Los zapatos de tacón y el iceberg
Te compadeces de ellos, sometidos a artefactos propios de la Inquisición. Forzados a adoptar posturas imposibles. Echas de menos la delicadeza de sus tobillos y la gracilidad con que descansa su cuerpo sobre las plantas. Las sandalias le quedan muy bien. Añoras el modo tan delicado de su cadencioso caminar.
Deslizándote a través de sus piernas la recorres hasta alcanzar su cuidado peinado. No pierdes detalle de su rostro, mancillado por el maquillaje; de sus ojos, tristes de tanto suplicar que les permitan ver más allá; de sus orejas, con sobrepeso de ferralla, emulando a los Dayaks; de su cuello perlado de colgantes exentos de perlas; y de su boca, oculta por el carmín que sepulta su sonrisa franca y serena.

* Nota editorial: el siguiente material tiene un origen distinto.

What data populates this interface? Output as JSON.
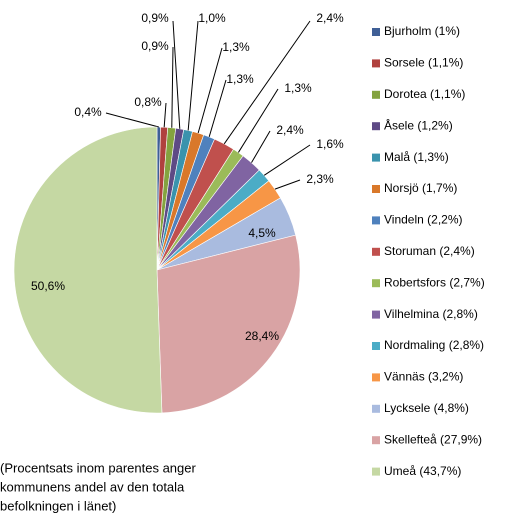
{
  "chart_data": {
    "type": "pie",
    "categories": [
      "Bjurholm (1%)",
      "Sorsele (1,1%)",
      "Dorotea (1,1%)",
      "Åsele (1,2%)",
      "Malå (1,3%)",
      "Norsjö (1,7%)",
      "Vindeln (2,2%)",
      "Storuman (2,4%)",
      "Robertsfors (2,7%)",
      "Vilhelmina (2,8%)",
      "Nordmaling (2,8%)",
      "Vännäs (3,2%)",
      "Lycksele (4,8%)",
      "Skellefteå (27,9%)",
      "Umeå (43,7%)"
    ],
    "values": [
      0.4,
      0.8,
      0.9,
      0.9,
      1.0,
      1.3,
      1.3,
      2.4,
      1.3,
      2.4,
      1.6,
      2.3,
      4.5,
      28.4,
      50.6
    ],
    "value_labels": [
      "0,4%",
      "0,8%",
      "0,9%",
      "0,9%",
      "1,0%",
      "1,3%",
      "1,3%",
      "2,4%",
      "1,3%",
      "2,4%",
      "1,6%",
      "2,3%",
      "4,5%",
      "28,4%",
      "50,6%"
    ],
    "colors": [
      "#3f5f96",
      "#b0413e",
      "#84a33f",
      "#5e4a85",
      "#3a93ad",
      "#d9782a",
      "#4f81bd",
      "#c0504d",
      "#9bbb59",
      "#8064a2",
      "#4bacc6",
      "#f79646",
      "#a9bbdf",
      "#d9a3a4",
      "#c5d8a3"
    ],
    "legend": "right",
    "note": [
      "(Procentsats inom parentes anger",
      "kommunens andel av den totala",
      "befolkningen i länet)"
    ]
  }
}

Y si ella, persona ecuánime y sensata, se conduce por los senderos marcados por la mayoría, secunda estereotipos de los cuales es complicado huir, logras entrever la complejidad de la sociedad que te toca sufrir.
La falta de frescura, de naturalidad, de todo lo que deseas en ella no es más que la punta del iceberg. Una descomunal mole de posturas glaciales, inamovibles, tan enraizadas en el fondo de los mares, que flotan y flotan a través de los tiempos, pero que siempre están ahí.